In practice, the need for your clients to manually log themselves in is rare if ever.  We can give your clients a great user experience without SSO.


Trustworthy Security and Current Events

Identity Providers that make SSO possible have a tremendous amount of power and responsibility as the arbiters of authentication across so many companies, users, and accounts.  So they themselves have to be trustworthy and properly secured.  If not, every bit of access that they control is compromised.

Given that is their entire reason for being, we’d like to think they’ve got their security game on lockdown, and that a breach of the very infrastructure of trust would not occur.

Last month such a breach of Okta, the self-professed “World’s #1 Identity Platform” as provider of IdP and SSO solutions, was revealed.  The breach began over two months prior to that revelation, and they tried (and failed) to keep it swept under the rug.

So no, using SSO is NOT assuredly net-positive for your company’s security posture, and hints of that awareness coming into the zeitgeist can now be seen.  Stripe, for example, is a payments platform that we know and love to process our payments, and it has this alert on its page about its own (still in beta, invite-only) support for SSO:

Talk about reading the room.

A visit to the most recent snapshot of this page from January suggests this warning was a recent addition. It was probably added in within days of the Okta breach revelation.

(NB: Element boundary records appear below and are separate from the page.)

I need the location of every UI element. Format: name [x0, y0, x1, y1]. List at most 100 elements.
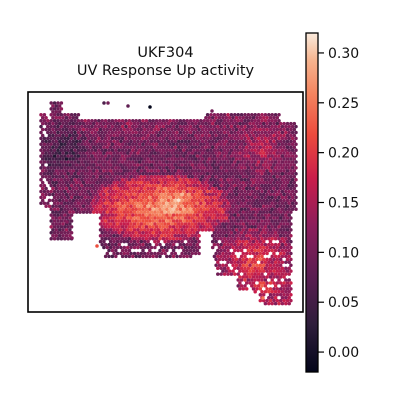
- spot: [103, 254, 108, 259]
- spot: [280, 242, 285, 247]
- spot: [129, 121, 133, 126]
- spot: [265, 228, 269, 232]
- spot: [170, 157, 174, 161]
- spot: [243, 236, 247, 241]
- spot: [52, 225, 57, 229]
- spot: [74, 133, 79, 138]
- spot: [88, 186, 93, 191]
- spot: [175, 136, 179, 141]
- spot: [122, 198, 127, 203]
- spot: [148, 172, 152, 176]
- colorbar-gradient: [306, 33, 318, 372]
- spot: [280, 130, 285, 135]
- spot: [217, 175, 222, 179]
- spot: [85, 169, 89, 173]
- spot: [229, 118, 234, 123]
- spot: [202, 219, 206, 223]
- spot: [289, 127, 293, 132]
- spot: [265, 222, 269, 226]
- spot: [284, 172, 288, 176]
- spot: [224, 157, 229, 161]
- spot: [163, 151, 167, 155]
- spot: [40, 198, 45, 203]
- spot: [270, 231, 274, 235]
- spot: [204, 186, 208, 191]
- spot: [241, 139, 246, 144]
- spot: [272, 228, 276, 232]
- spot: [100, 148, 104, 152]
- spot: [261, 204, 266, 208]
- spot: [255, 169, 259, 173]
- spot: [212, 130, 217, 135]
- spot: [229, 160, 234, 164]
- spot: [68, 151, 72, 155]
- spot: [74, 180, 79, 185]
- spot: [168, 142, 172, 147]
- spot: [270, 160, 274, 164]
- spot: [285, 169, 290, 173]
- spot: [294, 195, 298, 200]
- spot: [125, 204, 130, 208]
- spot: [124, 219, 128, 223]
- spot: [273, 231, 278, 235]
- spot: [265, 163, 269, 167]
- spot: [59, 225, 64, 229]
- spot: [236, 148, 240, 152]
- spot: [178, 172, 183, 176]
- spot: [209, 177, 213, 182]
- spot: [141, 248, 145, 253]
- spot: [93, 177, 98, 182]
- spot: [64, 204, 69, 208]
- spot: [102, 101, 106, 105]
- spot: [292, 175, 297, 179]
- spot: [226, 242, 230, 247]
- spot: [98, 127, 103, 132]
- spot: [132, 204, 137, 208]
- spot: [277, 183, 281, 188]
- spot: [282, 269, 286, 273]
- spot: [146, 204, 150, 208]
- spot: [95, 192, 99, 197]
- spot: [263, 118, 268, 123]
- spot: [239, 177, 244, 182]
- spot: [243, 231, 247, 235]
- spot: [248, 234, 252, 238]
- spot: [102, 186, 106, 191]
- spot: [253, 154, 257, 158]
- spot: [105, 151, 110, 155]
- spot: [117, 231, 121, 235]
- spot: [287, 166, 291, 170]
- spot: [219, 142, 223, 147]
- spot: [180, 198, 184, 203]
- spot: [287, 207, 291, 211]
- spot: [207, 145, 212, 149]
- spot: [165, 130, 169, 135]
- spot: [136, 228, 140, 232]
- spot: [188, 177, 193, 182]
- spot: [263, 207, 268, 211]
- spot: [86, 154, 91, 158]
- spot: [151, 166, 155, 170]
- spot: [173, 127, 178, 132]
- spot: [86, 130, 91, 135]
- spot: [59, 142, 64, 147]
- spot: [273, 142, 278, 147]
- spot: [185, 248, 189, 253]
- spot: [273, 172, 278, 176]
- spot: [234, 163, 239, 167]
- spot: [61, 216, 65, 220]
- spot: [244, 163, 249, 167]
- spot: [40, 186, 45, 191]
- spot: [81, 151, 86, 155]
- spot: [103, 236, 108, 241]
- spot: [263, 260, 268, 265]
- spot: [134, 189, 138, 194]
- spot: [56, 142, 60, 147]
- spot: [289, 151, 293, 155]
- spot: [125, 121, 130, 126]
- spot: [267, 242, 271, 247]
- spot: [248, 139, 252, 144]
- spot: [61, 175, 65, 179]
- spot: [161, 248, 166, 253]
- spot: [166, 180, 171, 185]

The Hacker News discussion about the breach contains a pertinent observation:

And this is why I would ultimately never trust a centralized company with our authentication infrastructure: because something like Okta is an infinitely more attractive target than we are. Their offering is sweet, and I’m always tempted to just give in, but this confirms me in my decision.

Do I feel that SSO is forever unfit for CoachAccountable in light of this?  No.

But for now, I’m content to forego the added complexity for a very narrow sort of win.  Instead, I prefer to channel those efforts into enhancements that actually make coaching better, even if that decision comes at the expense of failing to make select IT staffers happy.

In light of the Okta hack, I feel good of making a decision that ultimately amounts to what’s best for the security of our users, for there simply are no junior engineers at CoachAccountable to make the sort of rookie mistakes that lead to the sort of high-profile hacks that large companies routinely suffer.

Ultimately, a coaching platform is here to add value to the work coaches do and to the experience of those on the receiving end.  SSO is, apropos of anything, a fine thing to have on your list of checkboxes when vetting the fitness of various solutions under consideration.

But, in practice, it might not be that essential for your coaching platform.